Bientôt

Preuve d'évolution


La clarification du mécanisme d'action de l'évolution biologique n'a été concrètement obtenue qu'à partir des travaux de deux scientifiques, les Français Jean Baptiste Lamarck (1744-1829) et les Anglais Charles Darwin (1809 - 1882).

La discussion évolutive soulève cependant une grande controverse. Pour cette raison, il est nécessaire de décrire dans un premier temps les principales preuves de l'évolution utilisées par les évolutionnistes pour défendre leur thèse. Parmi les plus utilisés figurent:

  • les fossiles;
  • la similitude embryologique et anatomique entre les composants de certains groupes d'animaux (notamment les vertébrés),
  • l'existence de structures en traces et
  • les preuves biochimiques liées à certaines molécules communes à de nombreux êtres vivants.

Un fossile (du latin fossilis, prise de la terre) est toute trace d'un être vivant qui a habité notre planète dans les temps anciens, comme une partie du corps, une empreinte et une impression corporelle. L'étude des fossiles nous permet de déduire la taille et la forme des organismes qui les ont laissés, permettant la reconstruction d'une image peut-être similaire des animaux lorsqu'ils étaient vivants.


Fossile d'un dinosaure et d'une plante.

Processus de fossilisation

Un fossile se forme lorsque les restes d'un organisme sont à l'abri de l'action des agents de décomposition ainsi que des intempéries (vent, soleil direct, précipitations, etc.). Les conditions les plus favorables à la fossilisation se produisent lorsque le corps d'un animal ou d'une plante est enterré au fond d'un lac et rapidement recouvert de sédiments.

Selon l'acidité et les minéraux présents dans les sédiments, différents processus de fossilisation peuvent se produire. Un perminéralisationPar exemple, c'est le remplissage des pores microscopiques du corps d'un être avec des minéraux. Le remplacement consiste en l'échange lent des substances organiques du cadavre contre des minéraux, le transformant en pierre.


Gastéropode conservé par perminéralisation

Datation radioactive des fossiles

L'âge d'un fossile peut être estimé en mesurant certains éléments radioactifs présents en lui ou dans la roche où il se trouve.

Si un fossile contient encore des substances organiques dans sa constitution, son âge peut être calculé avec une précision raisonnable par la méthode du carbone 14. Le carbone 14 (14C) est un isotope radioactif du carbone (12C).

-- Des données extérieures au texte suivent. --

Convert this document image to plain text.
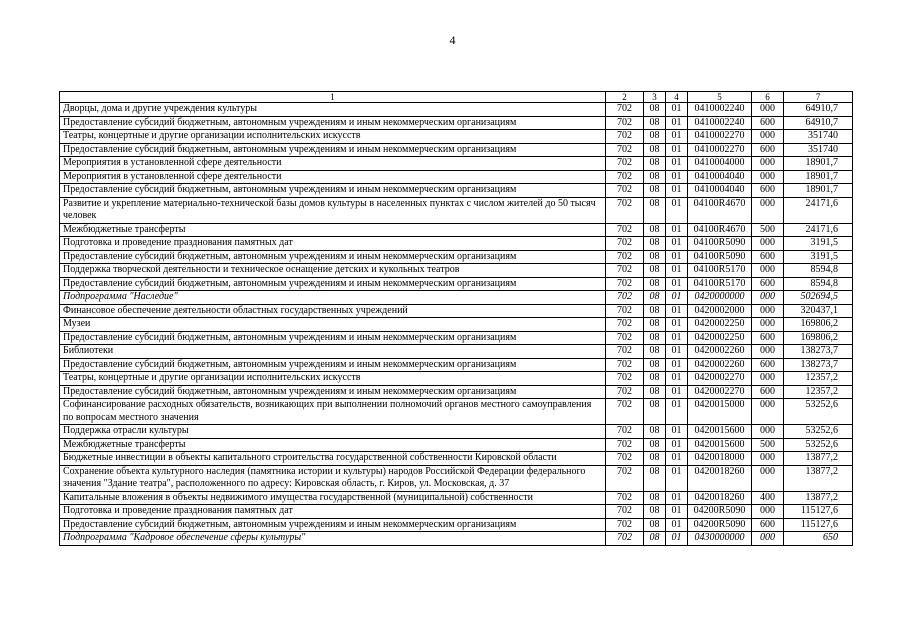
4
1	2	3	4	5	6	7
Дворцы, дома и другие учреждения культуры	702	08	01	0410002240	000	64910,7
Предоставление субсидий бюджетным, автономным учреждениям и иным некоммерческим организациям	702	08	01	0410002240	600	64910,7
Театры, концертные и другие организации исполнительских искусств	702	08	01	0410002270	000	351740
Предоставление субсидий бюджетным, автономным учреждениям и иным некоммерческим организациям	702	08	01	0410002270	600	351740
Мероприятия в установленной сфере деятельности	702	08	01	0410004000	000	18901,7
Мероприятия в установленной сфере деятельности	702	08	01	0410004040	000	18901,7
Предоставление субсидий бюджетным, автономным учреждениям и иным некоммерческим организациям	702	08	01	0410004040	600	18901,7
Развитие и укрепление материально-технической базы домов культуры в населенных пунктах с числом жителей до 50 тысяч человек	702	08	01	04100R4670	000	24171,6
Межбюджетные трансферты	702	08	01	04100R4670	500	24171,6
Подготовка и проведение празднования памятных дат	702	08	01	04100R5090	000	3191,5
Предоставление субсидий бюджетным, автономным учреждениям и иным некоммерческим организациям	702	08	01	04100R5090	600	3191,5
Поддержка творческой деятельности и техническое оснащение детских и кукольных театров	702	08	01	04100R5170	000	8594,8
Предоставление субсидий бюджетным, автономным учреждениям и иным некоммерческим организациям	702	08	01	04100R5170	600	8594,8
Подпрограмма "Наследие"	702	08	01	0420000000	000	502694,5
Финансовое обеспечение деятельности областных государственных учреждений	702	08	01	0420002000	000	320437,1
Музеи	702	08	01	0420002250	000	169806,2
Предоставление субсидий бюджетным, автономным учреждениям и иным некоммерческим организациям	702	08	01	0420002250	600	169806,2
Библиотеки	702	08	01	0420002260	000	138273,7
Предоставление субсидий бюджетным, автономным учреждениям и иным некоммерческим организациям	702	08	01	0420002260	600	138273,7
Театры, концертные и другие организации исполнительских искусств	702	08	01	0420002270	000	12357,2
Предоставление субсидий бюджетным, автономным учреждениям и иным некоммерческим организациям	702	08	01	0420002270	600	12357,2
Софинансирование расходных обязательств, возникающих при выполнении полномочий органов местного самоуправления по вопросам местного значения	702	08	01	0420015000	000	53252,6
Поддержка отрасли культуры	702	08	01	0420015600	000	53252,6
Межбюджетные трансферты	702	08	01	0420015600	500	53252,6
Бюджетные инвестиции в объекты капитального строительства государственной собственности Кировской области	702	08	01	0420018000	000	13877,2
Сохранение объекта культурного наследия (памятника истории и культуры) народов Российской Федерации федерального значения "Здание театра", расположенного по адресу: Кировская область, г. Киров, ул. Московская, д. 37	702	08	01	0420018260	000	13877,2
Капитальные вложения в объекты недвижимого имущества государственной (муниципальной) собственности	702	08	01	0420018260	400	13877,2
Подготовка и проведение празднования памятных дат	702	08	01	04200R5090	000	115127,6
Предоставление субсидий бюджетным, автономным учреждениям и иным некоммерческим организациям	702	08	01	04200R5090	600	115127,6
Подпрограмма "Кадровое обеспечение сферы культуры"	702	08	01	0430000000	000	650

Les scientifiques ont déterminé que la demi-vie du carbone 14 est de 5 740 ans. Cela signifie qu'au cours de cette période, la moitié du carbone 14 d'un échantillon se désintègre. Au moment de la mort, un organisme fossilisant contient une certaine quantité de 14C, que les scientifiques estiment être le même que celui trouvé chez les êtres aujourd'hui. Après 5 740 ans, seule la moitié de la quantité de 14C présente au moment de la mort restera dans le fossile. Après encore 5 740 ans, il aura désintégré la moitié de ce qui reste, et ainsi de suite, jusqu'à ce qu'il n'y ait pratiquement plus d'isotope radioactif dans la matière organique restante.

Ainsi, en mesurant la quantité résiduelle de carbone 14 dans un fossile, il est possible de calculer combien de temps s'est écoulé depuis la mort de la créature vivante qui l'a créé. Par exemple, si un fossile possède 1/8 du carbone radioactif estimé pour un organisme vivant, cela signifie que sa mort doit s'être produite entre environ 22 et 23 000 ans.

Comme la demi-vie du carbone 14 est relativement courte, la datation de cet isotope ne sert que des fossiles de moins de 50 000 ans. À ce jour, les «paléobiologistes» utilisent des isotopes à demi-vie plus longue que l'on trouve dans les roches fossiles. Par exemple, les roches qui se sont formées il y a quelques millions d'années peuvent être datées via l'isotope. Uranium-235 (235U), dont la demi-vie est de 700 millions d'années. Pour des roches encore plus vieilles de plusieurs centaines de millions d'années, vous pouvez utiliser le potassium-40, qui a une demi-vie de 1,3 milliard d'années.